The reverse isn't necessarily true, though. Think corporate setups where someone might be able to easily update a pure-Python library but where updating a C extension might be a much tougher ask. Or a platform where we don't have Memray wheels, and so they'd need to compile it from source in order to upgrade Memray. Or someone who's using a different pytest plugin that isn't compatible with the latest pytest version, who wouldn't be able to upgrade to the latest pytest-memray if we unnecessarily restricted it to only working with the latest pytest version.
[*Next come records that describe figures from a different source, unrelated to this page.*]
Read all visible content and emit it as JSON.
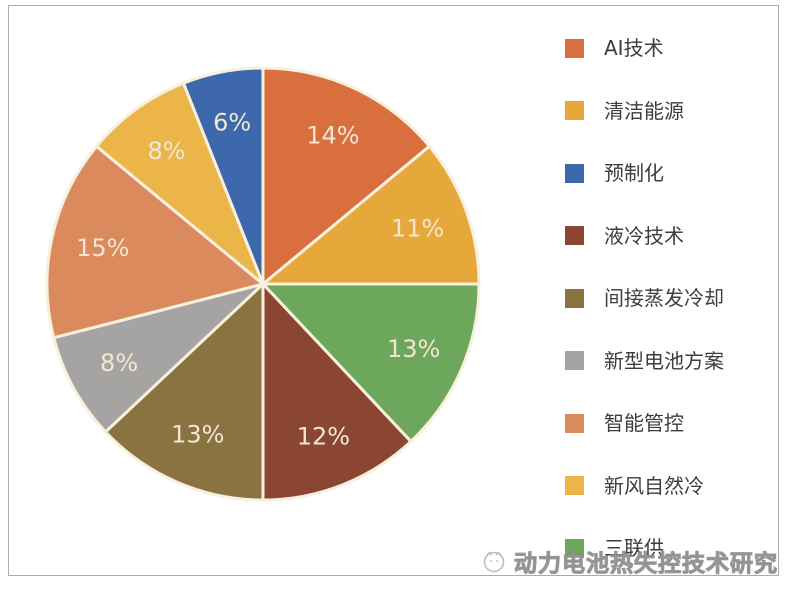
{
  "canvas": {
    "background": "#ffffff",
    "frame_border_color": "#ababab"
  },
  "chart_data": {
    "type": "pie",
    "title": "",
    "legend_position": "right",
    "direction": "clockwise",
    "start_angle_deg": 0,
    "grid": false,
    "slices": [
      {
        "label": "AI技术",
        "value": 14,
        "display": "14%",
        "color": "#D96E3E"
      },
      {
        "label": "清洁能源",
        "value": 11,
        "display": "11%",
        "color": "#E7A83B"
      },
      {
        "label": "三联供",
        "value": 13,
        "display": "13%",
        "color": "#6CA75B"
      },
      {
        "label": "液冷技术",
        "value": 12,
        "display": "12%",
        "color": "#8B4533"
      },
      {
        "label": "间接蒸发冷却",
        "value": 13,
        "display": "13%",
        "color": "#8A7340"
      },
      {
        "label": "新型电池方案",
        "value": 8,
        "display": "8%",
        "color": "#A5A4A3"
      },
      {
        "label": "智能管控",
        "value": 15,
        "display": "15%",
        "color": "#DB8A5E"
      },
      {
        "label": "新风自然冷",
        "value": 8,
        "display": "8%",
        "color": "#EBB54A"
      },
      {
        "label": "预制化",
        "value": 6,
        "display": "6%",
        "color": "#3D68AC"
      }
    ],
    "legend_order": [
      "AI技术",
      "清洁能源",
      "预制化",
      "液冷技术",
      "间接蒸发冷却",
      "新型电池方案",
      "智能管控",
      "新风自然冷",
      "三联供"
    ],
    "label_color": "#F1E7D2",
    "separator_color": "#F7F0DC"
  },
  "watermark": {
    "text": "动力电池热失控技术研究"
  }
}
We believe we've never broken backwards compatibility in a Memray release, with the exception of some minor renaming of CLI arguments. I think the only reason we should ever be dropping support for Memray versions in pytest-memray is when pytest-memray itself depends on some feature only provided by new versions of Memray. Which #85 does - after that PR, pytest-memray is definitely not compatible with Memray < 1.7.0 anymore. It would have been nice if CI had flagged that so we knew we needed to update our pyproject.toml accordingly. |
Until someone explicitly asks for this YAGNI. I disagree trying to support older memray versions, but alas I digress 👍 take it away 😊 https://tox.wiki/en/latest/faq.html#using-constraint-files is what you want to generally warn for all incompatibilities (assuming semver holds true), @pablogsal solution IMHO is sub-optimal as only test for one of the project dependencies and not all other that are also not pinned (e.g https://github.com/bloomberg/pytest-memray/blob/main/pyproject.toml#L39-L40 and https://github.com/bloomberg/pytest-memray/blob/main/pyproject.toml#L21-L23). |
Currently we only test with the newest version of both pytest and Memray, but we declare support for older versions. We should test that pytest-memray really does work with the oldest versions of pytest and Memray that we claim to support.